1.55 * 900 = 1395 Newtons?

 

[PhanthomJay]

That answer appears correct, however, I have no idea why. There is no acceleration in the y direction, since the trailer does not lift off the ground. The linear acceleration of the center of mass is 4.6 m/s^2. There is no angular acceleration of the center of mass, or else it would tip over. Try solving for the net force in the horizontal direction, then sum moments about the center of mass of the horizontal and unknown vertical force at A.

 

[mm391]

I am still unclear about where to start. How do you sum the moments up in the x direction as the only think in the x-direction is 16.6m/s?

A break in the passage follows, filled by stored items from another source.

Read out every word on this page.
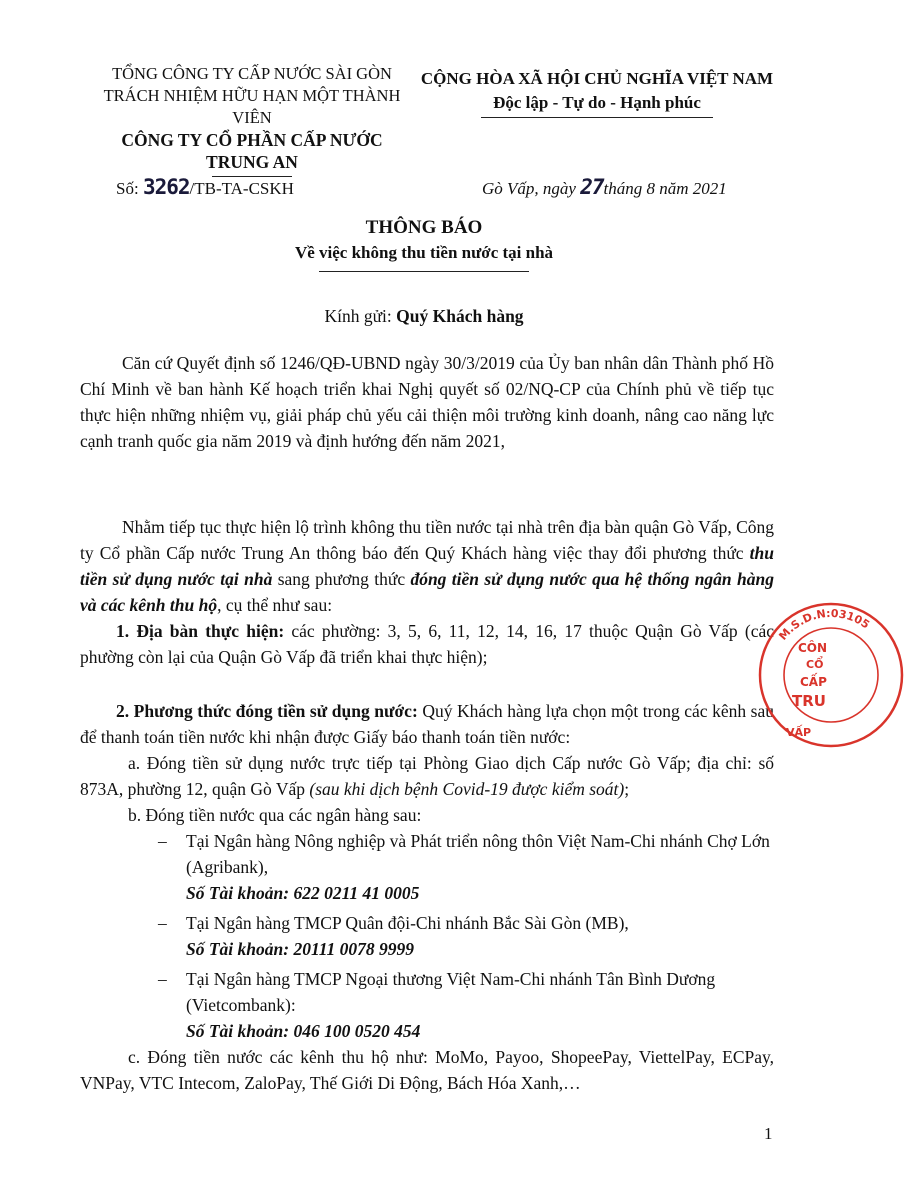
TỔNG CÔNG TY CẤP NƯỚC SÀI GÒN
TRÁCH NHIỆM HỮU HẠN MỘT THÀNH VIÊN
CÔNG TY CỔ PHẦN CẤP NƯỚC
TRUNG AN
CỘNG HÒA XÃ HỘI CHỦ NGHĨA VIỆT NAM
Độc lập - Tự do - Hạnh phúc
Số: 3262/TB-TA-CSKH	Gò Vấp, ngày 27tháng 8 năm 2021
THÔNG BÁO
Về việc không thu tiền nước tại nhà
Kính gửi: Quý Khách hàng
Căn cứ Quyết định số 1246/QĐ-UBND ngày 30/3/2019 của Ủy ban nhân dân Thành phố Hồ Chí Minh về ban hành Kế hoạch triển khai Nghị quyết số 02/NQ-CP của Chính phủ về tiếp tục thực hiện những nhiệm vụ, giải pháp chủ yếu cải thiện môi trường kinh doanh, nâng cao năng lực cạnh tranh quốc gia năm 2019 và định hướng đến năm 2021,
Nhằm tiếp tục thực hiện lộ trình không thu tiền nước tại nhà trên địa bàn quận Gò Vấp, Công ty Cổ phần Cấp nước Trung An thông báo đến Quý Khách hàng việc thay đổi phương thức thu tiền sử dụng nước tại nhà sang phương thức đóng tiền sử dụng nước qua hệ thống ngân hàng và các kênh thu hộ, cụ thể như sau:
1. Địa bàn thực hiện: các phường: 3, 5, 6, 11, 12, 14, 16, 17 thuộc Quận Gò Vấp (các phường còn lại của Quận Gò Vấp đã triển khai thực hiện);
2. Phương thức đóng tiền sử dụng nước: Quý Khách hàng lựa chọn một trong các kênh sau để thanh toán tiền nước khi nhận được Giấy báo thanh toán tiền nước:
a. Đóng tiền sử dụng nước trực tiếp tại Phòng Giao dịch Cấp nước Gò Vấp; địa chỉ: số 873A, phường 12, quận Gò Vấp (sau khi dịch bệnh Covid-19 được kiểm soát);
b. Đóng tiền nước qua các ngân hàng sau:
– Tại Ngân hàng Nông nghiệp và Phát triển nông thôn Việt Nam-Chi nhánh Chợ Lớn (Agribank),
Số Tài khoản: 622 0211 41 0005
– Tại Ngân hàng TMCP Quân đội-Chi nhánh Bắc Sài Gòn (MB),
Số Tài khoản: 20111 0078 9999
– Tại Ngân hàng TMCP Ngoại thương Việt Nam-Chi nhánh Tân Bình Dương (Vietcombank):
Số Tài khoản: 046 100 0520 454
c. Đóng tiền nước các kênh thu hộ như: MoMo, Payoo, ShopeePay, ViettelPay, ECPay, VNPay, VTC Intecom, ZaloPay, Thế Giới Di Động, Bách Hóa Xanh,…
1
M.S.D.N:03105
CÔN
CỔ
CẤP
TRU
VẤP
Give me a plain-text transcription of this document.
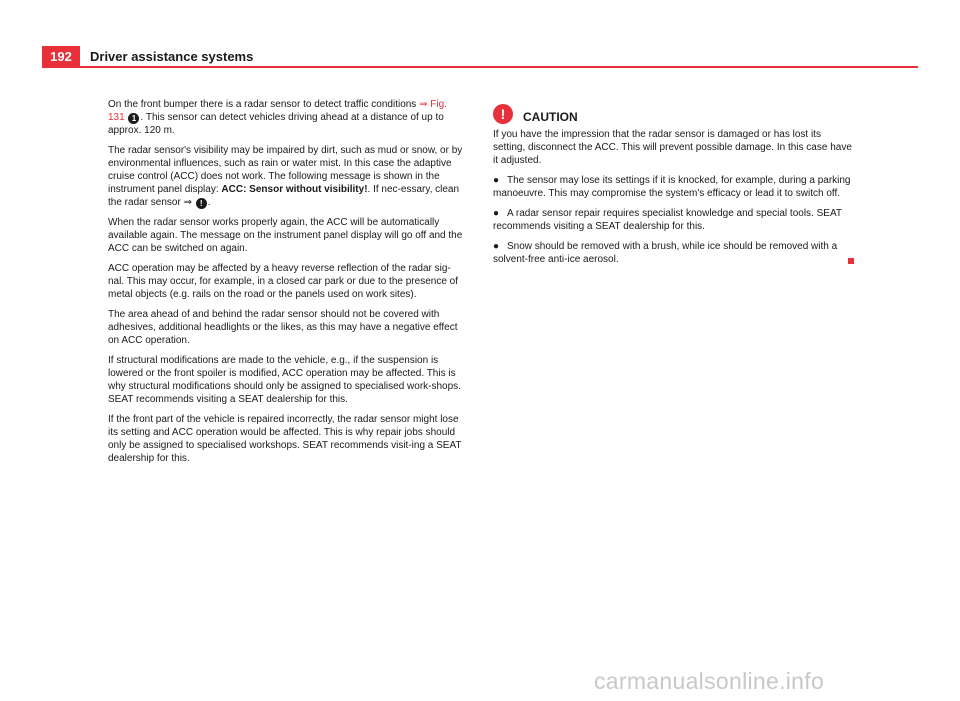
192	Driver assistance systems

On the front bumper there is a radar sensor to detect traffic conditions ⇒ Fig. 131 1 . This sensor can detect vehicles driving ahead at a distance of up to approx. 120 m.

The radar sensor's visibility may be impaired by dirt, such as mud or snow, or by environmental influences, such as rain or water mist. In this case the adaptive cruise control (ACC) does not work. The following message is shown in the instrument panel display: ACC: Sensor without visibility!. If nec-essary, clean the radar sensor ⇒ ! .

When the radar sensor works properly again, the ACC will be automatically available again. The message on the instrument panel display will go off and the ACC can be switched on again.

ACC operation may be affected by a heavy reverse reflection of the radar sig-nal. This may occur, for example, in a closed car park or due to the presence of metal objects (e.g. rails on the road or the panels used on work sites).

The area ahead of and behind the radar sensor should not be covered with adhesives, additional headlights or the likes, as this may have a negative effect on ACC operation.

If structural modifications are made to the vehicle, e.g., if the suspension is lowered or the front spoiler is modified, ACC operation may be affected. This is why structural modifications should only be assigned to specialised work-shops. SEAT recommends visiting a SEAT dealership for this.

If the front part of the vehicle is repaired incorrectly, the radar sensor might lose its setting and ACC operation would be affected. This is why repair jobs should only be assigned to specialised workshops. SEAT recommends visit-ing a SEAT dealership for this.

!	CAUTION

If you have the impression that the radar sensor is damaged or has lost its setting, disconnect the ACC. This will prevent possible damage. In this case have it adjusted.

● The sensor may lose its settings if it is knocked, for example, during a parking manoeuvre. This may compromise the system's efficacy or lead it to switch off.

● A radar sensor repair requires specialist knowledge and special tools. SEAT recommends visiting a SEAT dealership for this.

● Snow should be removed with a brush, while ice should be removed with a solvent-free anti-ice aerosol.

carmanualsonline.info
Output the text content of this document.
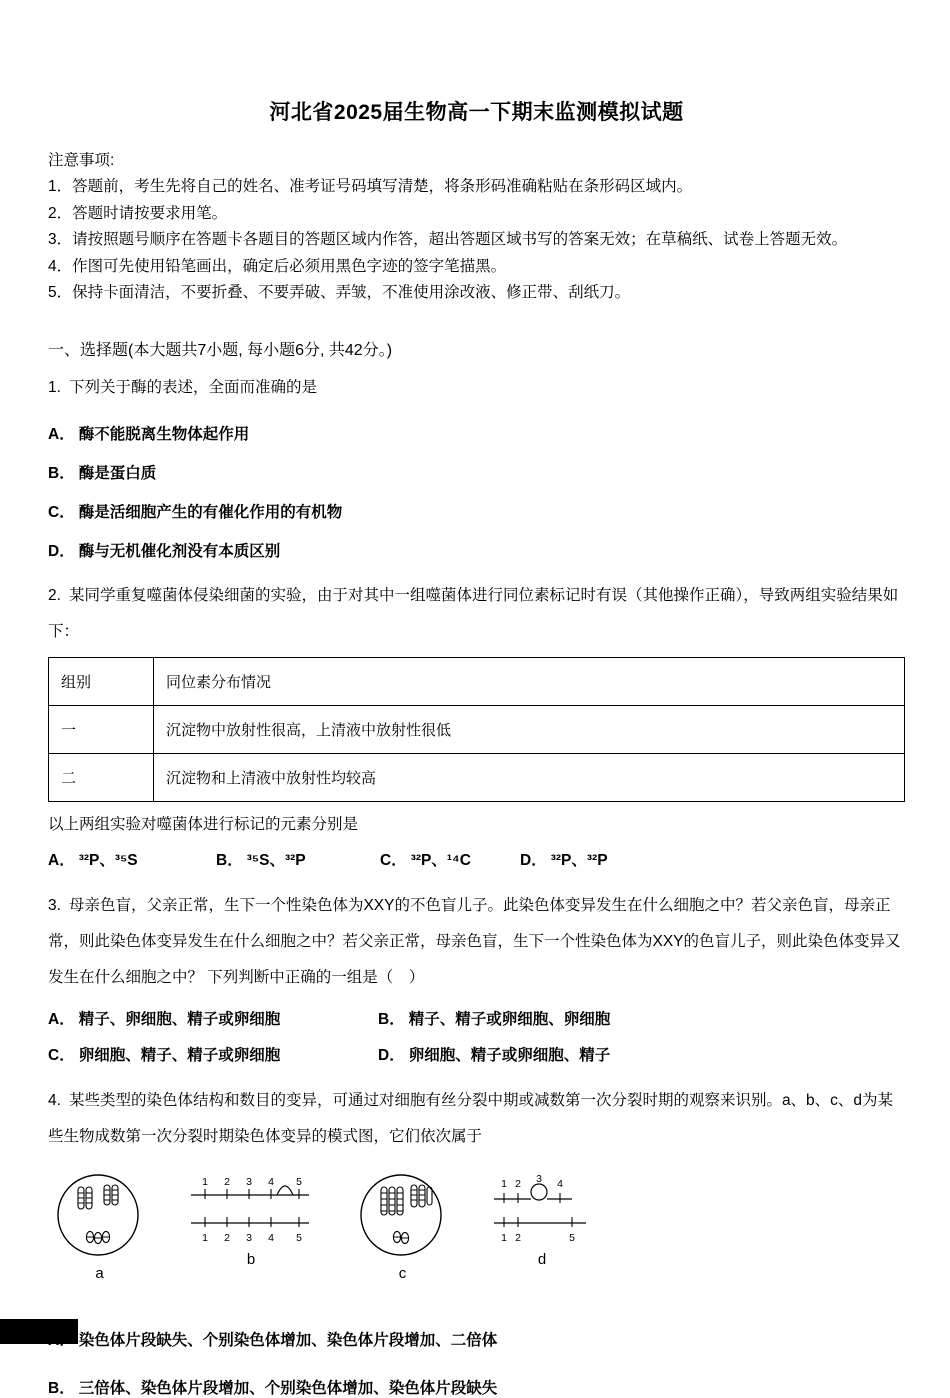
河北省2025届生物高一下期末监测模拟试题
注意事项:
1．答题前，考生先将自己的姓名、准考证号码填写清楚，将条形码准确粘贴在条形码区域内。
2．答题时请按要求用笔。
3．请按照题号顺序在答题卡各题目的答题区域内作答，超出答题区域书写的答案无效；在草稿纸、试卷上答题无效。
4．作图可先使用铅笔画出，确定后必须用黑色字迹的签字笔描黑。
5．保持卡面清洁，不要折叠、不要弄破、弄皱，不准使用涂改液、修正带、刮纸刀。
一、选择题(本大题共7小题, 每小题6分, 共42分。)
1. 下列关于酶的表述，全面而准确的是
A． 酶不能脱离生物体起作用
B． 酶是蛋白质
C． 酶是活细胞产生的有催化作用的有机物
D． 酶与无机催化剂没有本质区别
2. 某同学重复噬菌体侵染细菌的实验，由于对其中一组噬菌体进行同位素标记时有误（其他操作正确），导致两组实验结果如下：
组别	同位素分布情况
一	沉淀物中放射性很高，上清液中放射性很低
二	沉淀物和上清液中放射性均较高
以上两组实验对噬菌体进行标记的元素分别是
A． ³²P、³⁵S	B． ³⁵S、³²P	C． ³²P、¹⁴C	D． ³²P、³²P
3. 母亲色盲，父亲正常，生下一个性染色体为XXY的不色盲儿子。此染色体变异发生在什么细胞之中？若父亲色盲，母亲正常，则此染色体变异发生在什么细胞之中？若父亲正常，母亲色盲，生下一个性染色体为XXY的色盲儿子，则此染色体变异又发生在什么细胞之中？ 下列判断中正确的一组是（　）
A． 精子、卵细胞、精子或卵细胞	B． 精子、精子或卵细胞、卵细胞
C． 卵细胞、精子、精子或卵细胞	D． 卵细胞、精子或卵细胞、精子
4. 某些类型的染色体结构和数目的变异，可通过对细胞有丝分裂中期或减数第一次分裂时期的观察来识别。a、b、c、d为某些生物成数第一次分裂时期染色体变异的模式图，它们依次属于
a
1 2 3 4 5
1 2 3 4 5
b
c
1 2 3 4
1 2	5
d
染色体片段缺失、个别染色体增加、染色体片段增加、二倍体
B． 三倍体、染色体片段增加、个别染色体增加、染色体片段缺失
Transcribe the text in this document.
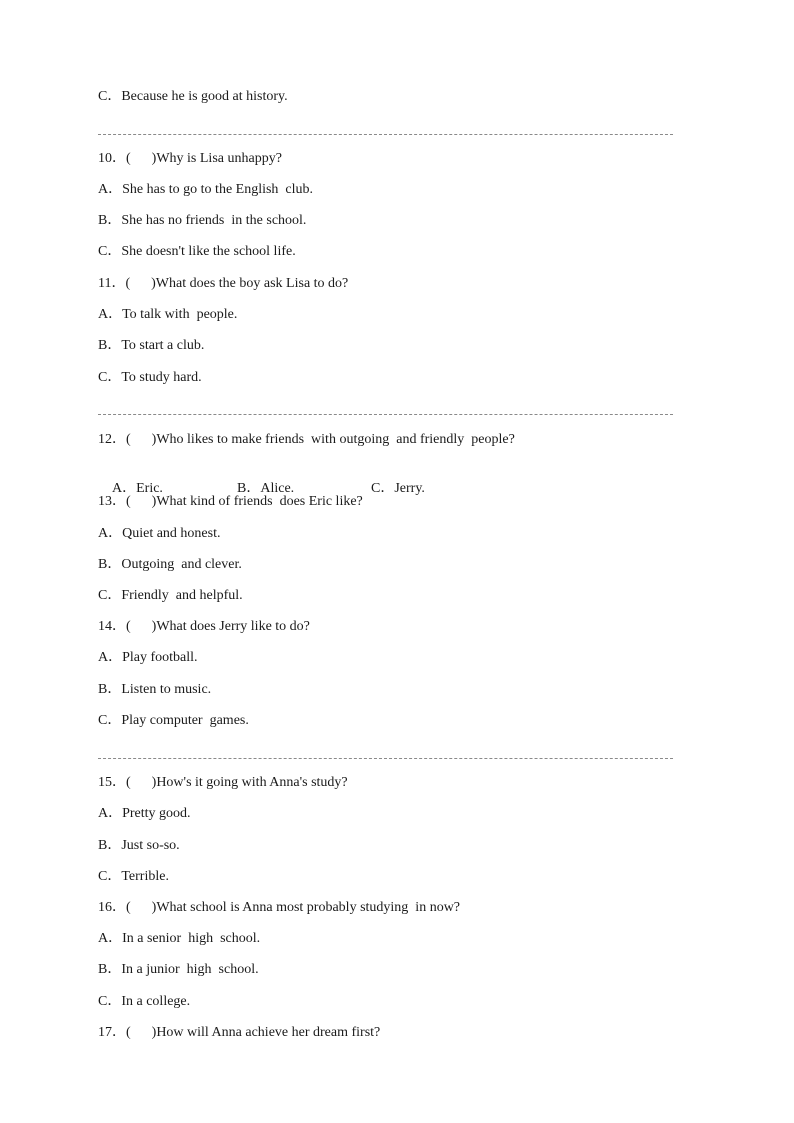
C．Because he is good at history.
10．(      )Why is Lisa unhappy?
A．She has to go to the English  club.
B．She has no friends  in the school.
C．She doesn't like the school life.
11．(      )What does the boy ask Lisa to do?
A．To talk with  people.
B．To start a club.
C．To study hard.
12．(      )Who likes to make friends  with outgoing  and friendly  people?

A．Eric.	B．Alice.	C．Jerry.

13．(      )What kind of friends  does Eric like?
A．Quiet and honest.
B．Outgoing  and clever.
C．Friendly  and helpful.
14．(      )What does Jerry like to do?
A．Play football.
B．Listen to music.
C．Play computer  games.
15．(      )How's it going with Anna's study?
A．Pretty good.
B．Just so-so.
C．Terrible.
16．(      )What school is Anna most probably studying  in now?
A．In a senior  high  school.
B．In a junior  high  school.
C．In a college.
17．(      )How will Anna achieve her dream first?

Then the moments about A = mg*1.2...?
Moments about G = Reactions at A * 1.2...?

 

[PhanthomJay]

I am still unclear about where to start. How do you sum the moments up in the x direction as the only think in the x-direction is 16.6m/s?

Then the moments about A = mg*1.2...?
Moments about G = Reactions at A * 1.2...?

The final velocity in the x direction is given as 60 km/hr, or 16.67 m/s, after traveling 30m from rest. Using your relevant SUVAT equation you noted in post #1, you can now calculate the acceleration in the x direction, and from that, using Newton's 2nd law, you can calculate the net force in the x direction, which is applied at A.

Now you want to sum moments of all forces about the center of mass, at G, which must sum to zero for rotational equilibrium. The horizontal force at A produces a counterclockwise moment (horiz force at A times perpendicular distance from line of action of that force to G). So it must be balanced by a clockwise moment (vertical force at A times perp distnce from line of action of vert force to G). Other forces produce no moments. Solve for the vert force component at A.